Responsible for the doctoral project: Dr. Aliya Khawari (doctorate 2015)
Funded by: Humer-Foundation for Academic Talent
Project duration: January 2009 – December 2011
Doctoral committee: Prof. Dr. Katharina Michaelowa, Political Economy, Department for Political Science (IPZ)/URPP Asia and Europe; Prof. Dr. Peter Finke, Ethnology, Institute of Ethnology/URPP Asia and Europe; Prof. Dr. Isabel Günther, Development Economics, NADEL/ETH (Zurich)
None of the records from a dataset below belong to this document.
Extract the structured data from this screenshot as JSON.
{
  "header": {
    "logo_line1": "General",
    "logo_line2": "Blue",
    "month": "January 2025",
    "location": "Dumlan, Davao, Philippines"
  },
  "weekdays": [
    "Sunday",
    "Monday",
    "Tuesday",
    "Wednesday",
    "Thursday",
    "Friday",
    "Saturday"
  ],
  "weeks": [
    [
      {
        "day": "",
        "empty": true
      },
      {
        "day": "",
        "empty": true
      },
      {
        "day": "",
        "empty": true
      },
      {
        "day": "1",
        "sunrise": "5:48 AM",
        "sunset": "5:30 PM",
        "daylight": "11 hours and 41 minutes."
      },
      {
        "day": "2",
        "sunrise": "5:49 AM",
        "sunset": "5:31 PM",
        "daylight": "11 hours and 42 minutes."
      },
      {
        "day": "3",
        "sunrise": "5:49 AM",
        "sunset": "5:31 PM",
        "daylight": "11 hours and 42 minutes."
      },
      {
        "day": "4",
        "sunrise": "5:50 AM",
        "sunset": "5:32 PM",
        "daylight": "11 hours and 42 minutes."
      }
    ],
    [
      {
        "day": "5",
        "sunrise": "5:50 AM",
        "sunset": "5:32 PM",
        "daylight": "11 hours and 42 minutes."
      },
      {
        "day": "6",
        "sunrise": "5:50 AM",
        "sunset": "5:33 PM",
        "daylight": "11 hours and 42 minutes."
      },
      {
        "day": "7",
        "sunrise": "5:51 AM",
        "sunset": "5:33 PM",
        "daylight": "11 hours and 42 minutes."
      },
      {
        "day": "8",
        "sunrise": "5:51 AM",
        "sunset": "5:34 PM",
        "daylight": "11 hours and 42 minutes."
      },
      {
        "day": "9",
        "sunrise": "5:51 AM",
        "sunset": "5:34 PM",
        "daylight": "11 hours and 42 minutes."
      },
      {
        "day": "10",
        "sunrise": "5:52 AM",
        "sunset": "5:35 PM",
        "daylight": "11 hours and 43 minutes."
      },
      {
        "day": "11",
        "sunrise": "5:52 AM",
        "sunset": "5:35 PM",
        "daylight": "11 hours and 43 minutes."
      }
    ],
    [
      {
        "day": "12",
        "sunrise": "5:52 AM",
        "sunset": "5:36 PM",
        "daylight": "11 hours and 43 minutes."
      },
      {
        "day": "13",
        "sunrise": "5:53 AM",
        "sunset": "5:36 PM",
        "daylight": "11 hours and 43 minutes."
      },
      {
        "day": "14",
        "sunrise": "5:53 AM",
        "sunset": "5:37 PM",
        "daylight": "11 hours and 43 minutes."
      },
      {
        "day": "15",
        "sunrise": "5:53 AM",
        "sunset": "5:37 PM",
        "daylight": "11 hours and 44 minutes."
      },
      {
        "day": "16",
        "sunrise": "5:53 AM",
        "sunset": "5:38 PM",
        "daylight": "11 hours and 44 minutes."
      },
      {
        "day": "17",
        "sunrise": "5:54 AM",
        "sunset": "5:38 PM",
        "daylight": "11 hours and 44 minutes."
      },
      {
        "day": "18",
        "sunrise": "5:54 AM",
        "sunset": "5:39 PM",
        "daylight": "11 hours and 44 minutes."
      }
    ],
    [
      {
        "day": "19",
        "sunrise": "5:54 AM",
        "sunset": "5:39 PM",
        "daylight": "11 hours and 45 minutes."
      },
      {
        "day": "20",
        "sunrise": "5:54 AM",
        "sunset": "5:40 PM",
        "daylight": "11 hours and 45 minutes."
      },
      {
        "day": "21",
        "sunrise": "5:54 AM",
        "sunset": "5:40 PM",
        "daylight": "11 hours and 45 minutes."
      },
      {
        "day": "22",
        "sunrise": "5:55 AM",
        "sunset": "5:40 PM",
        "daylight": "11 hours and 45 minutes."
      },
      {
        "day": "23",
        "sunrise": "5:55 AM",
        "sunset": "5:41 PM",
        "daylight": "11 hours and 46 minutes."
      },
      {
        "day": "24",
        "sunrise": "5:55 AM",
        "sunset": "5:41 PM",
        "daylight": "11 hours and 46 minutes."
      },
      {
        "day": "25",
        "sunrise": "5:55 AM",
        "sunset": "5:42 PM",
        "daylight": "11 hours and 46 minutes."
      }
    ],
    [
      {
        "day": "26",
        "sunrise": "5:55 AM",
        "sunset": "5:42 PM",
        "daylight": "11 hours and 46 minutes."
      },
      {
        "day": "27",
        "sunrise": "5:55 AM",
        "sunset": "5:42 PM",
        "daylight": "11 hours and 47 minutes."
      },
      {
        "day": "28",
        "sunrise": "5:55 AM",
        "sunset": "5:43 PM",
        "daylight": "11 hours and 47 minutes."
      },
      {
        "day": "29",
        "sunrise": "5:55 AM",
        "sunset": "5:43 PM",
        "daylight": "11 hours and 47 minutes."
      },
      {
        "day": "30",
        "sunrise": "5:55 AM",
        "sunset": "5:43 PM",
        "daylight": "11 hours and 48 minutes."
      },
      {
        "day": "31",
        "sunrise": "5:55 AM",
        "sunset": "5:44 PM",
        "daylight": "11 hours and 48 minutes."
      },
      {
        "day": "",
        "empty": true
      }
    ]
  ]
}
During the last decade, the microfinance movement has considerably changed the financial landscape around the world. It has inspired new banking concepts that have given hope to the poor households for the betterment of their livelihoods through their own efforts and labour. The project aims to shed light on the effect that the stakeholders actions and interests have on the success (or failure) of microfinance institutions worldwide. Such interests; being as diverse in nature as are the institutes or organisations that present or signify them; there is a significant need to systematically differentiate the different tiers and levels of the complex environment in which they normally operate. In particular, the institutional infrastructure of the country of operation (comprising of the bureaucracy, the law keeping agencies and the politicians), the informal societal structures (comprising of the form of society be it feudal, patriarchal or traditional, in addition local money lenders and or local commercial banks etc.) and also external agencies like the NGOs and the donor aid agencies, both at the local and at the national level need to be taken into account. It is the objective of this Ph.D. project to shed some light on this aspect. The project encompasses an econometric cross-country analysis complemented by two case studies both in South Asia, namely Pakistan and India.